„Die zur Schau gestellte Einträchtigkeit zwischen Angela Merkel und Nicolas Sarkozy bei einem Strandspaziergang vor einigen Monaten ist dahin“, stellte Steinmeier fest. Beide schafften es nicht einmal, einen Rat vorzubereiten. Die Zeit seit der Abstimmung im Bundestag sei nicht genutzt worden für die Ausarbeitung gemeinsamer Positionen. Dieses Vorgehen reiht sich nach Ansicht Steinmeiers nahtlos ein in die verwirrende und verwirrte Entscheidung der Koalition, vor der Bundestagswahl die Steuern zu senken – auf Pump. Nicht einmal eine halbe Stunde habe es gebraucht, bis aus München der Widerspruch dazu gekommen sei. Selbst die kleinste Absprache bekomme Schwarz-Gelb nicht mehr hin. „Alles spricht dafür, dass da nichts mehr zusammengeht“, bemerkte Steinmeier.

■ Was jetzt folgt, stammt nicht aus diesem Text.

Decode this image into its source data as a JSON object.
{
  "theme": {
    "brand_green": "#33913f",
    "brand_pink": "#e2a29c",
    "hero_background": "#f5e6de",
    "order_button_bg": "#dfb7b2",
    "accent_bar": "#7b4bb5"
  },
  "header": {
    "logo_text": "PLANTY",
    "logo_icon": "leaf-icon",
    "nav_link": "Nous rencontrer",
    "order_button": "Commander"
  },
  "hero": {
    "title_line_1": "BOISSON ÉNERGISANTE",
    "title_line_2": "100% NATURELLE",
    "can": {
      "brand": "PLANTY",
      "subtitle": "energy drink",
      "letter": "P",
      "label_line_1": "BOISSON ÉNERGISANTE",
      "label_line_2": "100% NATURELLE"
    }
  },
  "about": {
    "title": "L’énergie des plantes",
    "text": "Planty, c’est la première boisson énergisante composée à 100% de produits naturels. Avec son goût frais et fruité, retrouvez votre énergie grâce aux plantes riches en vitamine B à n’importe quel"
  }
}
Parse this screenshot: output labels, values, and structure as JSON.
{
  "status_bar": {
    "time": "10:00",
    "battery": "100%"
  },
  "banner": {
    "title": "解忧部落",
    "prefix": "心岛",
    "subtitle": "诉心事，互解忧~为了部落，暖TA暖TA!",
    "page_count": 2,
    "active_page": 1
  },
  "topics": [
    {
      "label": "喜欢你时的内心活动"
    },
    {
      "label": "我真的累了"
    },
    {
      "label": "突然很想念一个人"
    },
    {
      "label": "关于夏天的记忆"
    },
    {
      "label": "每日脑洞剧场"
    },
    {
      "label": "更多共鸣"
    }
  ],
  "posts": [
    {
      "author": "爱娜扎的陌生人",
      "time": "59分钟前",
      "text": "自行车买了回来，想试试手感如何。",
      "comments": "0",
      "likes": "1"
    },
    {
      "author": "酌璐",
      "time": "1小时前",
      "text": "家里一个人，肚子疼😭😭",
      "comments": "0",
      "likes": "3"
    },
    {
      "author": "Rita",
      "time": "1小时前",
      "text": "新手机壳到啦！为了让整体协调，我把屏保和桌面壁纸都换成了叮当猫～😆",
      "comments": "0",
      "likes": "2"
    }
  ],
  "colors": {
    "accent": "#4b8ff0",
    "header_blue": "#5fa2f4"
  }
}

Hinweise zur Hebelung fehlen
Am Tag zuvor habe Merkel noch eine Regierungserklärung abgeben wollen, die dann vom Bundeskanzleramt zurückgezogen worden sei. Sogar Finanzminister Schäuble habe davon nichts gewusst und davon erst durch den Hinweis des SPD-Haushaltsexperten Carsten Schneider während der Beratung im Haushaltsausschuss erfahren. Eine größere Düpierung ist kaum denkbar. „Die Kanzlerin hat mich persönlich informiert, dass eine Regierungserklärung von ihr auf der Basis der jetzt vorliegenden Informationen zu den Leitlinien der EFSF keinen Sinn habe – es gibt ja keine“, sagte Steinmeier weiter. Die Regierungserklärung soll nun am 26. Oktober erfolgen, kurz vor dem Gipfel in Brüssel. Danach soll der Bundestag abstimmen. "Spät, aber nicht zu spät, hat Merkel nun erkannt, dass über die Hebelung des Rettungsschirms im Plenum des Bundestages vor den Augen der deutschen Steuerzahler entschieden werden muss", sagt Thomas Oppermann, Geschäftsführer der SPD-Fraktion. Er begrüße auch die Einsicht von Unions-Fraktionschef Volker Kauder (CDU) darüber.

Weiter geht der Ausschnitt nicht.